Anthony van Hoboken

Anthony van Hoboken (* 23. März 1887 in Rotterdam; † 1. November 1983 in Zürich) war ein niederländischer Musikwissenschaftler und bedeutender Musiksammler. Seine herausragende Leistung ist die Erarbeitung des ersten umfassenden Verzeichnisses aller Kompositionen Joseph Haydns, des Hoboken-Verzeichnisses.

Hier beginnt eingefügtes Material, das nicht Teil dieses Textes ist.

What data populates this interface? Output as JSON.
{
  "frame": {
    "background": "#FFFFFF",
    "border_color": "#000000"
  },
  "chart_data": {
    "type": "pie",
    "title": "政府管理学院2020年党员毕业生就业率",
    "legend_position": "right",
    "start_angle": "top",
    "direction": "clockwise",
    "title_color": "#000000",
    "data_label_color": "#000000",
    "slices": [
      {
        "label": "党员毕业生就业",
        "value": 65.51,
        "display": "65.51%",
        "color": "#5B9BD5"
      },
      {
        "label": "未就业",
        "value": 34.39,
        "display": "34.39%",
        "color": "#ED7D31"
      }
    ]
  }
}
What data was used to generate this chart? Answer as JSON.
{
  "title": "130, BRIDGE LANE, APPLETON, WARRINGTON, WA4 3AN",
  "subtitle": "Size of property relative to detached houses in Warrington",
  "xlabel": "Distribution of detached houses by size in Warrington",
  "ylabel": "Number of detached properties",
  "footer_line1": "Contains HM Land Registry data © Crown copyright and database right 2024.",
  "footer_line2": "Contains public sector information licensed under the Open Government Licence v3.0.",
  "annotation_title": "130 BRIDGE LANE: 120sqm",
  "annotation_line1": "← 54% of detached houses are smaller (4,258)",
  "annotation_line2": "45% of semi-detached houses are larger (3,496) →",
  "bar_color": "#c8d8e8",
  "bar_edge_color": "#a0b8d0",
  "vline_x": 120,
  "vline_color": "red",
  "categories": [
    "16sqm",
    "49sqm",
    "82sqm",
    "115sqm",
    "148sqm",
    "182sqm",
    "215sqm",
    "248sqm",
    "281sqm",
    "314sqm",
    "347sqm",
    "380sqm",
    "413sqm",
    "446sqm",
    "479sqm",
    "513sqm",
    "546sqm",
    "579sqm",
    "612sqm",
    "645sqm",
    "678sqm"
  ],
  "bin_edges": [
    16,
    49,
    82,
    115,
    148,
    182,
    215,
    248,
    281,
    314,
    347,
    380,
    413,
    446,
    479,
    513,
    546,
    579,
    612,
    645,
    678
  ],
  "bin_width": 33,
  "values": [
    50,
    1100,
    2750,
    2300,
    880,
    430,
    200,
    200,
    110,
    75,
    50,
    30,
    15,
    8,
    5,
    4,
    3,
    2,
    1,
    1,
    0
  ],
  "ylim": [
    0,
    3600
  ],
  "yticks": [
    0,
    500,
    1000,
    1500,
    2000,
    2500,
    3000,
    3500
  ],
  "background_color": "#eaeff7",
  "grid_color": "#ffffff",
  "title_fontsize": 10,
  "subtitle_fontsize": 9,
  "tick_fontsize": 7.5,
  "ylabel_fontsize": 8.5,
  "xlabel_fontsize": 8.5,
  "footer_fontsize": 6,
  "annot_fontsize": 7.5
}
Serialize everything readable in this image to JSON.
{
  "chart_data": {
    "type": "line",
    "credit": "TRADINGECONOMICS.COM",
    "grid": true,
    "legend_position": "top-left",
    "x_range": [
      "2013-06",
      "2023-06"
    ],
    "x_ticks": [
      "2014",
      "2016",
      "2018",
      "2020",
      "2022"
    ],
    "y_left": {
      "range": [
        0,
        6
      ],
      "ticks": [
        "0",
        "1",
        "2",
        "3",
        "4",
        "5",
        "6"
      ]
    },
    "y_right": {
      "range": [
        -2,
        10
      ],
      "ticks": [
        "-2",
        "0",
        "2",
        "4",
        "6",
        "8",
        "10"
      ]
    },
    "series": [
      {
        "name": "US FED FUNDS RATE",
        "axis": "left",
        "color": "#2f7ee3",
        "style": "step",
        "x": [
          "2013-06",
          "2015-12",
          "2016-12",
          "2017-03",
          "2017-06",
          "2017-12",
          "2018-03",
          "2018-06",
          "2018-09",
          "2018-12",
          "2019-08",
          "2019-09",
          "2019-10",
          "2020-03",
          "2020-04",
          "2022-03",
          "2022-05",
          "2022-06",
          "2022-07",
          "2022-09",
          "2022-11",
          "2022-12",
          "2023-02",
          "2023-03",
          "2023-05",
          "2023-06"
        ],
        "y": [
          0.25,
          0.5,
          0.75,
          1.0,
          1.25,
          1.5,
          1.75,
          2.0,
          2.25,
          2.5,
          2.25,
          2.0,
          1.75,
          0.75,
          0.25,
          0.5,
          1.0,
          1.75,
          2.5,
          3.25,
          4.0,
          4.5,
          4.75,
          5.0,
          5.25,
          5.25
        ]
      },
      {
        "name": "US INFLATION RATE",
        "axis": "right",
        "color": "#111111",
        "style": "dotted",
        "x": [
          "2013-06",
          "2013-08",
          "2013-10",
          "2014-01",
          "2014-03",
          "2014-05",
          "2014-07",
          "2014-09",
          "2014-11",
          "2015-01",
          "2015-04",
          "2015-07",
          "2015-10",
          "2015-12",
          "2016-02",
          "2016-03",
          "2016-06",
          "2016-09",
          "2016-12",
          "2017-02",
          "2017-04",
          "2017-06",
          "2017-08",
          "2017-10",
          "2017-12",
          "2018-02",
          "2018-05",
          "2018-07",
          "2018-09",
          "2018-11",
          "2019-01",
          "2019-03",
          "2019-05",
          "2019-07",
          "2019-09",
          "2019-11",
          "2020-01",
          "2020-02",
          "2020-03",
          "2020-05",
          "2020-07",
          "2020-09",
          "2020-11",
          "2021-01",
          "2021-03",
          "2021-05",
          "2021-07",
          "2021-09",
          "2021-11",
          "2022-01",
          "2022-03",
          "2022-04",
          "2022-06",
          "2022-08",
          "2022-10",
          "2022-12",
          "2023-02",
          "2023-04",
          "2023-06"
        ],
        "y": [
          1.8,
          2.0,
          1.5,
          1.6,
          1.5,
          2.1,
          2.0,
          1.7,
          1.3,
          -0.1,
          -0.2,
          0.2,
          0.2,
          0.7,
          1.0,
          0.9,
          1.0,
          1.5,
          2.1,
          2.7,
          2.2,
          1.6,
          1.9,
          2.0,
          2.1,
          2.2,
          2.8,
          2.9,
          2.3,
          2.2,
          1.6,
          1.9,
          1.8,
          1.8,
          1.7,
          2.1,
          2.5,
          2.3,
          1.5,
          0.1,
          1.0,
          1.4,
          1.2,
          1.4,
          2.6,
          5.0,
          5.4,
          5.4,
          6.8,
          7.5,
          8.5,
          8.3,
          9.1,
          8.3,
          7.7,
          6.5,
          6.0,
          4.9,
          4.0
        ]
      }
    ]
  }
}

Aufnahme von Georg Fayer (1927)

Leben und Werk

Anthony van Hoboken entstammte einer traditionsreichen, alteingesessenen und wohlhabenden Rotterdamer Kaufmanns-, Bankiers- und Reederfamilie. Sein ererbter Reichtum machte ihn zeitlebens finanziell unabhängig und ermöglichte ihm, ganz seinen Neigungen zu leben. Nach Abschluss der Schule studierte er von 1906 bis 1909 an der Technischen Hochschule in Delft. Sein eigentliches Interesse galt jedoch der Musik. Neben dem Ingenieurstudium erhielt er Unterricht in Klavierspiel und Komposition bei Anton B. H. Verhey.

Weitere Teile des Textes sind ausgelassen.